Science Daily : ” Carbon Bubble Coming Could Wipe Out Trillions from the Global Economy”

Jay OwenGreen Prosperity, Reforming Global Finance, Sustainability News

“Ethical Markets research in our Green Transition Scoreboard® 2018 confirms this latest report on the size of the stranded fossil assets under threat, following the pioneer work of researchers at Carbon Tracker and 2 Degree Investing.  We have been warning institutional investors of these risks  since the UN Climate Summit in Copenhagen in 2009, with every annual update of our GTS. This reported on the annual private investments in green sectors worldwide  and found over $1 trillion every year, including our cumulative 2018 total of $9.3 trillion. We also  advised shifting at least 10% of their assets to  renewable sectors that we covered, along with Mercer that recommended up to 40% shifts. This shifting has proved superior to  divesting, since asset managers did not have all the green company opportunities in their algorithms and so would likely continue to  follow these obsolete formulae.

 

Instead we threw asset managers a bone: strategic short-term advice to unpack their algos and see if their fossil assets were labeled as “fuel“, where they would be devalued as unusable in climate scenarios.  Instead we suggested that with the stroke of a pen, they could re-label fossil reserves as “feedstocks” to be kept in the ground for future uses in plastics, cement, etc. see “Assessing Risks of Fossil Reserves: Are They Fuel or Feedstocks”?  This would also  prevent burning these valuable reserves and we now see carbon being re-categorized as a resource, see our  GTS 2018: “CAPTURING CO2 WHILE IMPROVING HUMAN NUTRITION AND HEALTH”  listing many start-ups in CO2 capture and use.

~Hazel Henderson, Editor“

‘Carbon bubble’ coming that could wipe trillions from the global economy

Demand for fossil fuels will decline in the near future with major macroeconomic and geopolitical consequences

Date:
June 4, 2018
Source:
Radboud University Nijmegen
Summary:
Unlike current expectations, new research suggests that the prospects of the fossil-fuel industry are not bright, and that its demise may have profound economic and geopolitical consequences. Relying on ground breaking modelling techniques, researchers show that the consumption of fossil fuels will slow down or decline in the near future, as a result of ongoing technological change, potentially exacerbated by new climate policies.

 

New research shows that the demise of the fossil-fuel industry has profound economic and geopolitical consequences. Relying on ground breaking modelling techniques, researchers from Radboud University, the University of Cambridge (C-EENRG), Cambridge Econometrics, The Open University (UK) and the University of Macau show that the consumption of fossil fuels will slow down or decline in the near future, as a result of ongoing technological change, potentially exacerbated by new climate policies.

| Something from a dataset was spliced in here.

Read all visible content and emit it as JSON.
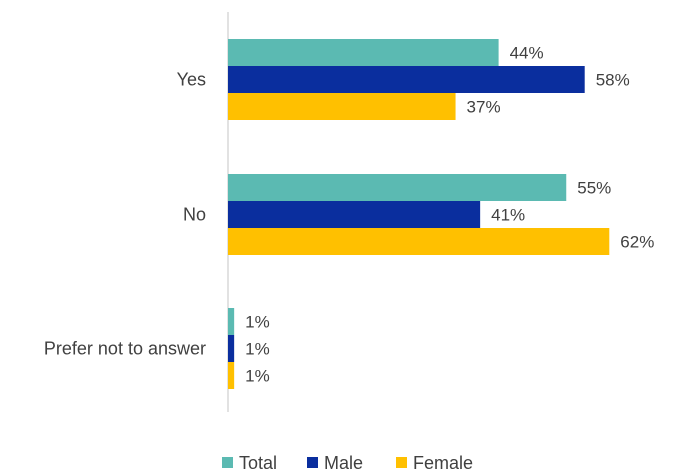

This transition will result in clear winners, importers such as China and the EU, and losers, exporters such as Russia, the USA or Canada, which could see their fossil-fuel industries nearly shut down. If these countries keep up their investment and production levels despite declining demand, the global wealth loss could be huge: 1-4 trillion dollars, a loss comparable to that which triggered the financial crisis in 2007. Even the USA could not pull out from the transition, as it would only hurt itself even more. Global climate policy is therefore no longer a ‘prisoner’s dilemma’ game. These findings by researchers from Radboud University, the University of Cambridge (C-EENRG), Cambridge Econometrics, The Open University (UK) and the University of Macau are published in Nature Climate Change.